Why is Suk-won so obsessed with Ji-su? He also has a wounded heart because his wife died after having an affair with a colleague. In other words, his past relationships have already been shattered, and the encounter with Ji-su, who was similarly hurt, seems to fuel his unrepressible desire for companionship and affection.

The plot is somewhat difficult to follow, since director Kim In-sik ornately mixes reality and fantasy. But stylistically, the film achieves some cinematic breakthroughs. Images that evoke gloominess and uneasiness abound: A long hall at the hospital, a short running track at the gym, a claustrophobic underground parking lot.

Symbolic images also are found in Suk-won's room at the hospital, which is decorated by just a couple of black-and-white photos and a bare-branched tree. "Do you usually reveal your loneliness like this?" Ji-su asks.

Hypnosis is also an important symbol. Reality is portrayed as extremely barren and dreary. The neon signs of a huge, bustling city shower meaninglessness upon the characters. The only way to escape this painful space is hypnosis, which has long been associated with a supernatural power to transcend the mundane world.

But the reliance on hypnosis generates a dilemma. Suk-won's uncontrollable wish to be loved by Ji-su is fulfilled only when he uses hypnosis. In reality, his life remains shattered, and love still unattainable. "It's all the more painful because I know she and I are now living under the same sky", Suk-won says. Yes, they live on the same earth, but he finds no way to communicate his love properly.

One illustration of this broken communication channel comes from mobile phones. After Suk-won's wife dies, he receives voice messages left for her by her secret lover, who has no knowledge she is dead. The lover keeps calling, and using her handset Suk-won keeps listening to these tortuous one-sided communications.

Mobile phones are supposedly interactive, but they can be crippling for those in ill-fated relationships. When there is no longer love or affection, calls go unanswered and voice messages are deleted without even being played.

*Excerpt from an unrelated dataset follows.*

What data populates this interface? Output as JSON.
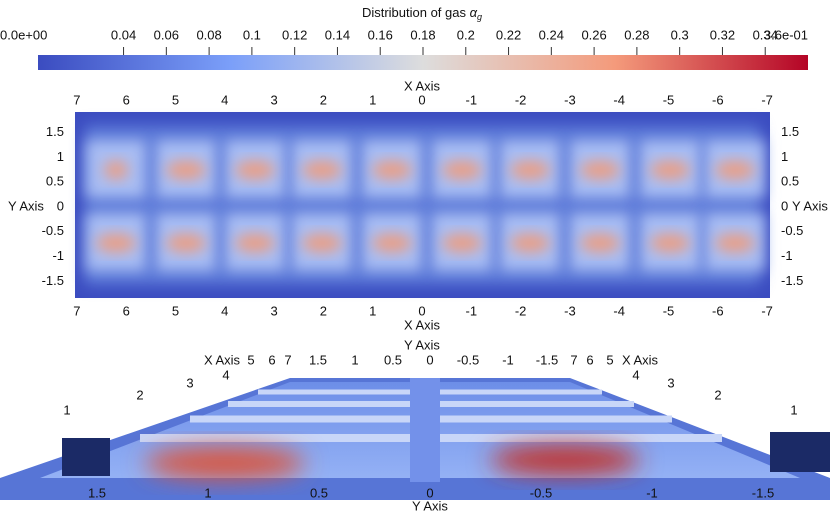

Since one can readily check whether the recipient is responding to one's desperate calls for attention, mobile phones can deal a consuming blow to those who have lost their lovers.

Even without mobile phones, however, unreturned love can make people desperate and rend them deeply. This tragic, destructive and universal aspect of love has inspired countless poets to write mournful verses.

The director's repeated use of the number eight as a symbol is linked to the nature of fatal love. When an electronic clock in Suk-won's room shows only eight in its display, his psychological state reaches a destructive point. Suk-won also inserts "eight roses" in his hypnotic phrases to manipulate Ji-su.

In Asian culture, the number eight usually refers to repetition of events or a return to the starting point, which means that the painful relationship between Suk-won and Ji-su will likely be repeated by other people in this postmodern society where communications are often blocked and misinterpreted, forming an open-ended chain of depression and despair.

Separately, the local media has spotlighted unprecedented nude scenes by Kim Hye-soo, the first in the actress's 19-year career. She exceeds expectations with a bold and confident performance.

All in all, the movie throws a couple of issues to the Korean audience. For all their denials, human beings are always vulnerable to destruction when their love relationships go awry and hypnotic despair and loneliness set in. What would you do if you made a terrible mistake and you couldn't help agonizing over a ravaged relationship? Don't we all have inherent fear of being rejected and denied?

The mesmerizing aspect of love is irresistibly tempting, but its pernicious other side can crush even iron hearts when things go wrong. Hypnotically wrong.